Abstract

Abstract Frailty prevalence estimates vary considerably (4.0% to 59.1% in one review). Understanding these differences and what drives frailty among individuals could lead to more focused interventions. Breaking frailty into subdomains and exploring their relationships is one approach to this. A 127-item overall Frailty Index (FI) based on data collected on Canadian Longitudinal Study on Aging (CLSA) Comprehensive Cohort participants (n = 30,097 community-living adults aged 45-85 at baseline) was used to create physical, psychological, cognitive, and social subdomain-specific FIs. Each FI was divided into quintiles with the highest 20% (Q5) considered the frailest. We assessed subdomain FI quintile concordance (Goodman and Kruskal’s gamma), described the joint distribution of those most frail (Q5), and estimated the association between sex and age with Q5 subdomain FIs membership (logistic regression). The concordance among FI subdomain quartiles was low. The highest gammas (0.25-0.36) were between the physical/psychological and psychological/cognition subdomains.
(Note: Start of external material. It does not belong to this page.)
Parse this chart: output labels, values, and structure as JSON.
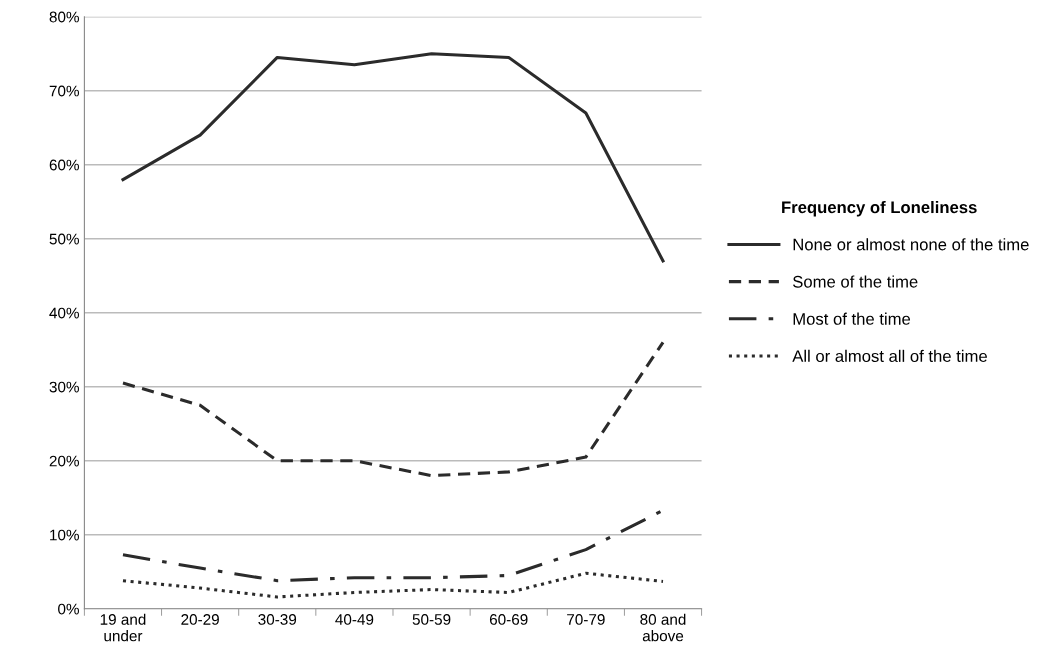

Concordance was generally higher in females who had higher odds of Q5 membership for overall (1.5), physical (1.7), psychological (1.6) and social frailty (1.1), and lower odds for cognitive frailty (0.7). The odds of Q5 membership increased with age for overall frailty and all subdomains except psychological frailty, which decreased with age. Our results suggest low concordance among frailty subdomains and the relationship between Q5 membership with sex and age differed by subdomain. These data may help to better target frailty interventions, but longitudinal data are needed to explore both the time course and interrelationships across subdomains.